Splunk SDK for Python Analytics application

The Analytics application is like a mini implementation of a web service in the style of Google Analytics or Mixpanel, using the Splunk SDK for Python. Without needing to define a schema, you can log different types of events with key-value properties for each. The number of properties can vary too, even for the same type of event.


What you need to run the application

To use the Analytics application, you'll need the Splunk SDK for Python (for more, see the requirements and installation pages).

Make sure Splunk is running. You ought to add some events if you haven't used Splunk before, although this application does create its own events as you navigate the site (it logs itself).

To run the application, open a command prompt in the /splunk-sdk-python/examples/analytics directory and enter the following command:

python server.py

Then, open a browser and navigate to http://localhost:8080/applications, and you'll see something like this:


A closer look at the code

The Analytics application files are located in the /splunk-sdk-python/examples/analytics directory. This application has two pieces of reusable code to manage getting data in and out of Splunk.



The AnalyticsTracker class logs analytics data, and is defined in the input.py file as the input component of the Analytics service.

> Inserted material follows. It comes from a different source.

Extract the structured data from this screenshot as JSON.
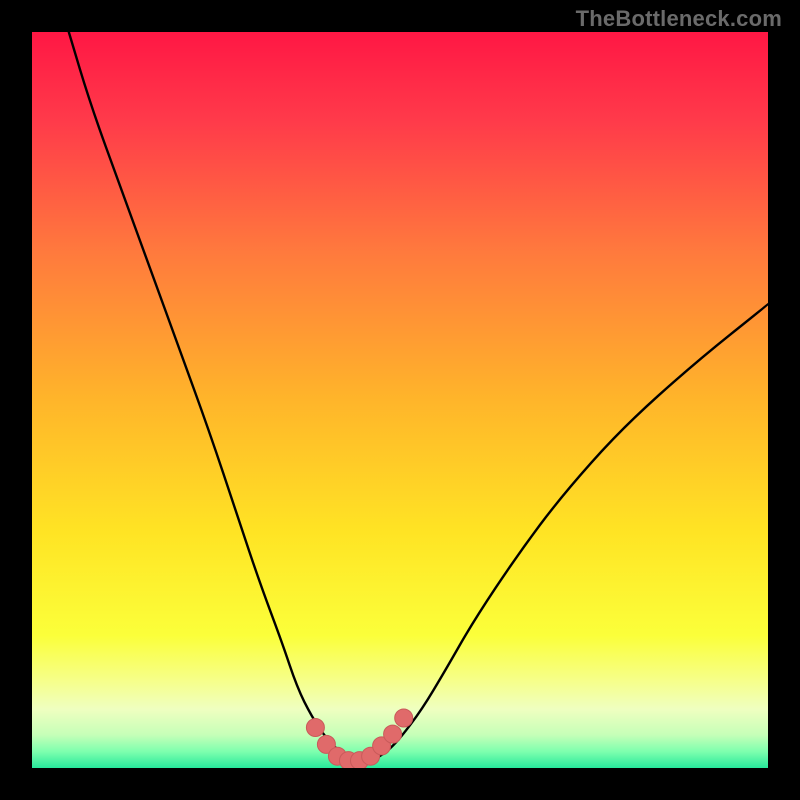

The AnalyticsTracker class encapsulates all the information that is required to log events to Splunk. This includes the application name (which you can think of as a namespace, if you log events from multiple applications into the same Splunk instance) and Splunk connection parameters. The application also takes an optional index parameter, which is used mostly for testing purposes.

So, for example, you could use AnalyticsTracker like this:

from analytics.input import AnalyticsTracker
splunk_opts = ...
tracker = AnalyticsTracker("myapp", splunk_opts)

Once you have an instance of the AnalyticsTracker, you can use it to track your events. For example, to log an event when a user logs in with additional values (user ID, user name, user agent), you could do something like this:

user_id = ...
username = ...
useragent = ...
tracker.track("login", distinct_id = user_id, "username"=username, "useragent"=useragent)

Here are some of the parameters:

  • The event parameter is the name of the event to log.
  • The distinct_id parameter specifies a unique ID that you can use to group events, for example, if you only want to count unique logins by user_id.

The rest of the parameters are arbitrary key-value pairs that you can extract.

When you use AnalyticsTracker to log an event, internally this class constructs a textual representation of that event. This class also encodes the content to work properly with Splunk. For example, the example event above would look something like this:

2011-08-08T11:45:17.735045 application="myapp" event="login" distinct_id="..." analytics_prop__username="..." analytics_prop__useragent="..."

We use the analytics_prop__ prefix to make sure there is no ambiguity between known fields (such as application and event), and user-defined key-value properties.



The AnalyticsRetriever class extracts events that are logged using the AnalyticsTracker class, and is defined in the output.py file as the output component of the Analytics service.

You can create an AnalyticsRetriever instance like this:

from analytics.output import AnalyticsRetriever
splunk_opts = ...
retriever = AnalyticsRetriever("myapp", splunk_opts)

You can use the AnalyticsRetriever methods to query information about events. These methods run a Splunk search, retrieve the results, and transform them into a well-defined Python dictionary format. Here are some examples of how to use the methods in AnalyticsRetriever.

  • To list all applications:
  • print retriever.applications()
  • To list all the types of events in the system:
  • print retriever.events()
  • To list the union of all properties used for a particular event:
  • event_name = "login"
    print retriever.properties(event_name)
  • To get all the values of a given property for some event:
  • event_name = "login"
    prop_name = "useragent"
    print retriever.property_values(event_name, prop_name))
  • To get a graph of event information over time for all events of a specific application (this uses the default TimeRange.MONTH):
  • print retriever.events_over_time()
  • To get a graph of event information over time for a specific event:
  • print retriever.events_over_time(event_name="login")

A simple web app

In the server.py file, we created a simple web app built on the Analytics service for displaying analytics data. This web app lists applications, and for each application displays a graph of events over time and its properties. But we had some help:

  • We make use of the open source Flot graphing library to render our JavaScript graphs.
  • We use Bottle (bottle.py) as a micro web framework.